兵庫県知事に返り咲いた齋藤元彦氏についてである。真偽の定まらぬ不当な疑惑をかけられ、任期途中で失職に追い込まれた彼が、再選を目指す選挙期間中、自らに浴びせられた見当違いの非難に対して一切の抗弁をしなかったのはなぜか。彼は、3年間築いてきた自らの県政の転覆計画の存在も、自分に向けられる非難が転覆を画策した者達の流したデマであることも承知していた。にもかかわらず、その事については選挙期間中一貫して沈黙を貫いた。彼が言葉にして訴えたのは、自分が始めた改革を継続し、県政を立て直したいということだけだった。今振り返ってみると、これは選挙戦略として極めて真っ当なやり方だった。疑惑に対する抗弁などしようものなら、やったやらないの水掛け論になることは目に見えていたし、言葉にせずとも自分の真意を読み取ってほしいという思いもあっただろう。
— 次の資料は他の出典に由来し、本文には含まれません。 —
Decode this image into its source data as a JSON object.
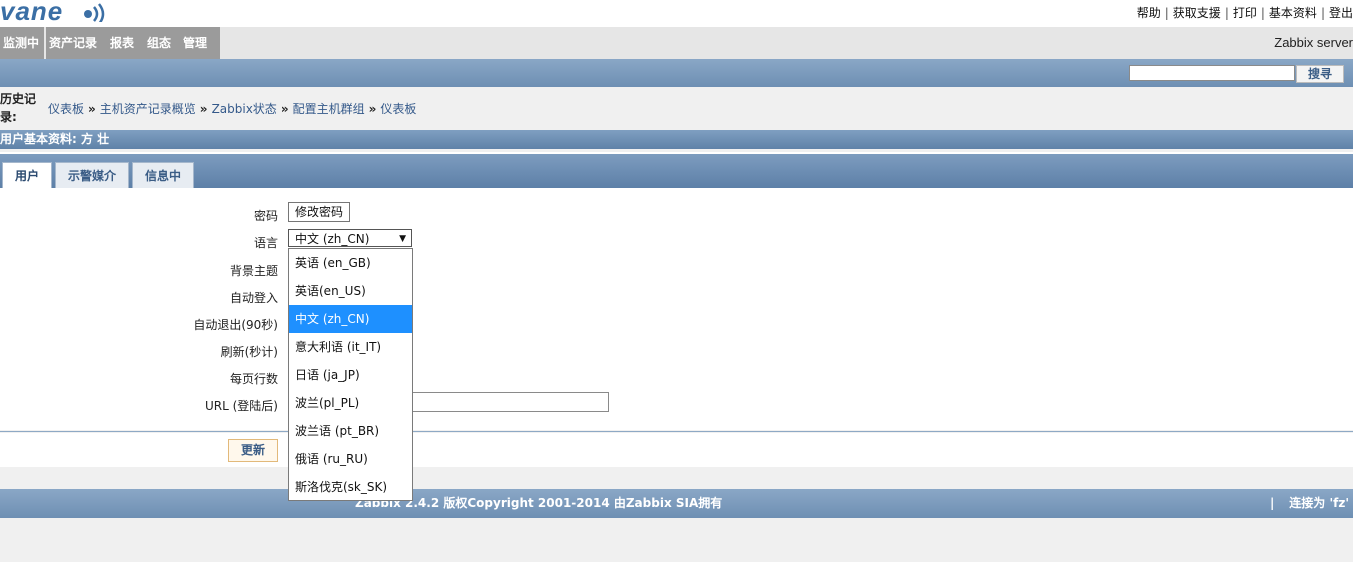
{
  "logo": {
    "text": "vane"
  },
  "top_links": [
    "帮助",
    "获取支援",
    "打印",
    "基本资料",
    "登出"
  ],
  "main_nav": [
    "监测中",
    "资产记录",
    "报表",
    "组态",
    "管理"
  ],
  "server_name": "Zabbix server",
  "search": {
    "button_label": "搜寻",
    "value": ""
  },
  "history": {
    "label_line1": "历史记",
    "label_line2": "录:",
    "items": [
      "仪表板",
      "主机资产记录概览",
      "Zabbix状态",
      "配置主机群组",
      "仪表板"
    ],
    "separator": "»"
  },
  "section_title": "用户基本资料: 方 壮",
  "tabs": [
    {
      "label": "用户",
      "active": true
    },
    {
      "label": "示警媒介",
      "active": false
    },
    {
      "label": "信息中",
      "active": false
    }
  ],
  "form": {
    "labels": {
      "password": "密码",
      "language": "语言",
      "theme": "背景主题",
      "autologin": "自动登入",
      "autologout": "自动退出(90秒)",
      "refresh": "刷新(秒计)",
      "rows_per_page": "每页行数",
      "url": "URL (登陆后)"
    },
    "change_password_button": "修改密码",
    "language_selected": "中文 (zh_CN)",
    "language_options": [
      "英语 (en_GB)",
      "英语(en_US)",
      "中文 (zh_CN)",
      "意大利语 (it_IT)",
      "日语 (ja_JP)",
      "波兰(pl_PL)",
      "波兰语 (pt_BR)",
      "俄语 (ru_RU)",
      "斯洛伐克(sk_SK)"
    ],
    "language_highlight_index": 2,
    "url_value": ""
  },
  "update_button": "更新",
  "footer": {
    "copyright": "Zabbix 2.4.2 版权Copyright 2001-2014 由Zabbix SIA拥有",
    "pipe": "|",
    "connected": "连接为 'fz'"
  },
  "colors": {
    "band_blue": "#6e8fb3",
    "nav_gray": "#9b9b9b",
    "link_blue": "#34598a",
    "selected_option": "#1e90ff"
  }
}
『沈黙は金』という言葉がある。彼はそれを実践した。勿論、選挙戦に勝つための戦略としてである。沈黙は往々にしてあらぬ誤解を招くことがある。しかし、彼は能弁をもってではなく、沈黙をもって語ったのである。そして、見事世間の信頼を勝ち取った。ただ、彼がこの戦略を採ったことにはもう一つ理由があった気がしてならない。彼は政敵や県の幹部職員の一部が彼を知事の地位から引きずり下ろそうとして、あらぬ風聞を流したことを知っていた。自らを弾劾する怪文書の存在を知ったとき激怒したという話も、彼が潔白であることと、県政に関わる者の中に彼に敵対する勢力のあることを、遅くともこの時点においては認識していたことを示している。能弁をもってよしとする昨今の世相を思えば、このような動きに対しては、反対声明を出してしかるべきである。しかし、彼は敢えてそれをしなかった。世間の疑惑に対して沈黙をもって答えるのは相当覚悟のいることである。その点を鑑みるに、一見非合理な彼の行為は彼の性格に起因するように思われる。おそらく、彼は世間一般で考え得る以上に高い倫理観とプライドを備えた人物なのだろう。利害の対立があるとは言え、信念に従って職務を遂行しようとする人間を意図的に陥れようとする輩と同じレベルに立って泥仕合をするのがいやだったのだ。いやだったと言うよりも、そういうことが出来ない性格なのだ。これを鼻持ちならないと見る向きもあろうが、彼の沈黙は彼の精神の高潔さを示している。選挙を戦う上での思惑はあったにせよ、世間が動いたのは、彼の沈黙の中にこの真実を見たからだろう。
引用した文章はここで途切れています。